Singers and vocalists will sometimes find themselves needing to plug their microphone into a guitar amplifier. Often for practice with other band members or in the home environment. A guitar amp is often a practical and inexpensive way to get your vocals amplified. They are relatively inexpensive compared to full 2-way PA systems that are generally used for vocals in a live environment.

Though a guitar amp has its name for a reason; the input jack is designed for high impedance (Hi-Z) guitar signals, through a ¼" jack connector. While a microphone outputs a low impedance (Low-Z) mic level signal and the standard cable connector is a 3pin XLR. There are ways to overcome the difference in signal and cable connectors to get the correct connection and optimum signal strength from the microphone.
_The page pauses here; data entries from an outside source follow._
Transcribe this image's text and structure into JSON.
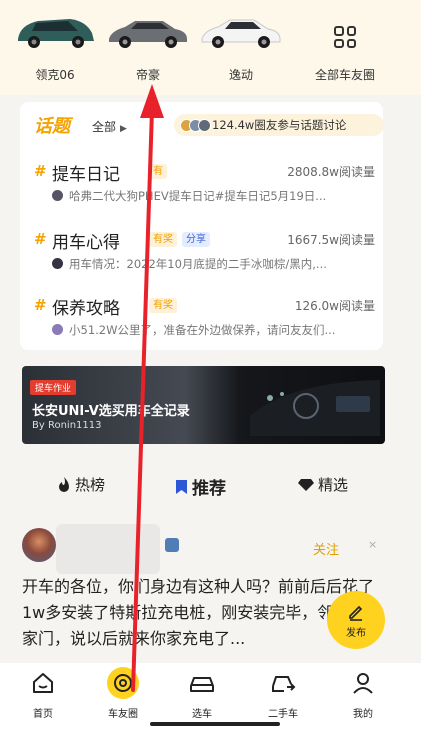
{
  "car_strip": {
    "items": [
      {
        "label": "领克06",
        "icon": "car-green-suv-icon"
      },
      {
        "label": "帝豪",
        "icon": "car-gray-sedan-icon"
      },
      {
        "label": "逸动",
        "icon": "car-white-sedan-icon"
      },
      {
        "label": "全部车友圈",
        "icon": "grid-icon"
      }
    ]
  },
  "topics": {
    "logo": "话题",
    "filter_label": "全部",
    "participants_text": "124.4w圈友参与话题讨论",
    "rows": [
      {
        "title": "提车日记",
        "tag": "有",
        "reads": "2808.8w阅读量",
        "preview": "哈弗二代大狗PHEV提车日记#提车日记5月19日..."
      },
      {
        "title": "用车心得",
        "tag": "有奖",
        "tag2": "分享",
        "reads": "1667.5w阅读量",
        "preview": "用车情况：2022年10月底提的二手冰咖棕/黑内,..."
      },
      {
        "title": "保养攻略",
        "tag": "有奖",
        "reads": "126.0w阅读量",
        "preview": "小51.2W公里了，准备在外边做保养，请问友友们..."
      }
    ]
  },
  "banner": {
    "tag": "提车作业",
    "title": "长安UNI-V选买用车全记录",
    "byline": "By Ronin1113"
  },
  "feed_tabs": [
    {
      "label": "热榜",
      "icon": "flame-icon",
      "active": false
    },
    {
      "label": "推荐",
      "icon": "bookmark-icon",
      "active": true
    },
    {
      "label": "精选",
      "icon": "diamond-icon",
      "active": false
    }
  ],
  "post": {
    "follow_label": "关注",
    "close_label": "×",
    "body": "开车的各位，你们身边有这种人吗？前前后后花了1w多安装了特斯拉充电桩，刚安装完毕，邻居敲我家门，说以后就来你家充电了..."
  },
  "publish_label": "发布",
  "bottom_nav": [
    {
      "label": "首页",
      "icon": "home-icon"
    },
    {
      "label": "车友圈",
      "icon": "steering-wheel-icon"
    },
    {
      "label": "选车",
      "icon": "car-icon"
    },
    {
      "label": "二手车",
      "icon": "used-car-icon"
    },
    {
      "label": "我的",
      "icon": "profile-icon"
    }
  ],
  "colors": {
    "accent": "#ffd21f",
    "topic_orange": "#f5a300",
    "arrow_red": "#e8222a"
  }
}
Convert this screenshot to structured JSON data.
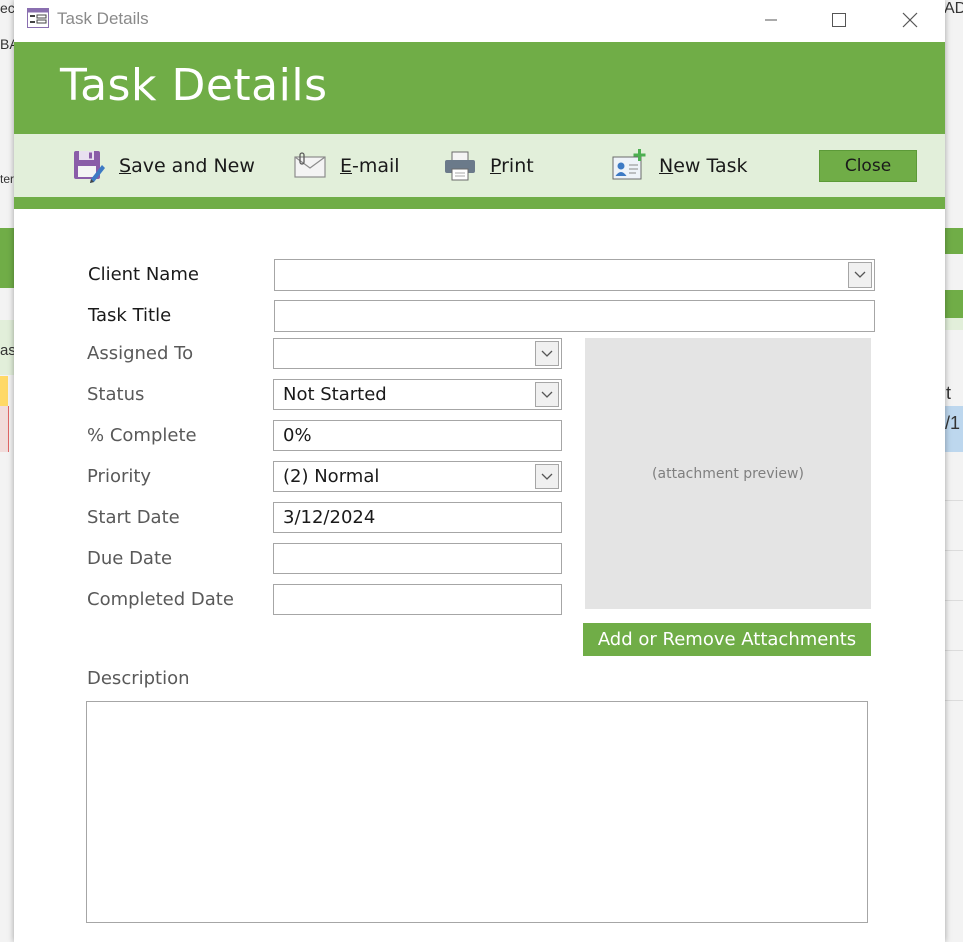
{
  "window": {
    "title": "Task Details"
  },
  "header": {
    "title": "Task Details"
  },
  "toolbar": {
    "save_new": {
      "key": "S",
      "rest": "ave and New",
      "icon": "save-icon"
    },
    "email": {
      "key": "E",
      "rest": "-mail",
      "icon": "email-icon"
    },
    "print": {
      "key": "P",
      "rest": "rint",
      "icon": "printer-icon"
    },
    "new_task": {
      "key": "N",
      "rest": "ew Task",
      "icon": "contact-card-add-icon"
    },
    "close_label": "Close"
  },
  "form": {
    "client_name": {
      "label": "Client Name",
      "value": ""
    },
    "task_title": {
      "label": "Task Title",
      "value": ""
    },
    "assigned_to": {
      "label": "Assigned To",
      "value": ""
    },
    "status": {
      "label": "Status",
      "value": "Not Started"
    },
    "percent_complete": {
      "label": "% Complete",
      "value": "0%"
    },
    "priority": {
      "label": "Priority",
      "value": "(2) Normal"
    },
    "start_date": {
      "label": "Start Date",
      "value": "3/12/2024"
    },
    "due_date": {
      "label": "Due Date",
      "value": ""
    },
    "completed_date": {
      "label": "Completed Date",
      "value": ""
    },
    "description": {
      "label": "Description",
      "value": ""
    }
  },
  "attachments": {
    "preview_text": "(attachment preview)",
    "button_label": "Add or Remove Attachments"
  },
  "background_app": {
    "fragments": [
      "ec",
      "BA",
      "ter",
      "as",
      "AD",
      "t D",
      "/1"
    ]
  },
  "colors": {
    "accent": "#70ad47",
    "toolbar_bg": "#e2efda",
    "preview_bg": "#e4e4e4"
  }
}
Firstly to plug a mic into a guitar amp you will need a cable with the correct connectors on either end. Most microphones require a 3pin XLR(f) connector to plug into the bottom of the microphone. Just about all guitar amplifiers have a ¼" jack input and require a standard ¼"(m) jack connector (found on any guitar lead). Thus an XLR(f) to ¼" jack cable is needed to connect the microphone directly to the amp.

This is standard cable purchased by those wishing to plug their microphone into their guitar amp. While the connections may be correct and sound will definitely come through, there is still a difference in 'impedance' between the signal from the mic (Low-Z), and the input on the guitar amp (Hi-Z). The result is a loss of signal (voltage) which will restrict the volume to around 80% of full potential and will also reduce signal clarity somewhat.

To overcome this loss in signal due to an "impedance mis-match", there is a clever device known as an impedance transformer. The inner circuitry of the impedance transformer turns the impedance of the low-Z mic signal into hi-Z, suitable for the input on the guitar amp.

The impedance transformer above does have the correct XLR(f) to ¼" jack connectors, required for the mic to guitar amplifier connection, though unless you want to be singing with your ear against the amp, a longer cable will be needed. A standard XLR(f) to XLR(m) cable will do the job.

The XLR(f) plug goes into the microphone, while the XLR(m) plug is connected to the XLR(f) connector on the impedance transformer. The ¼" jack connector can then be plugged directly into the guitar amp. Tadaa!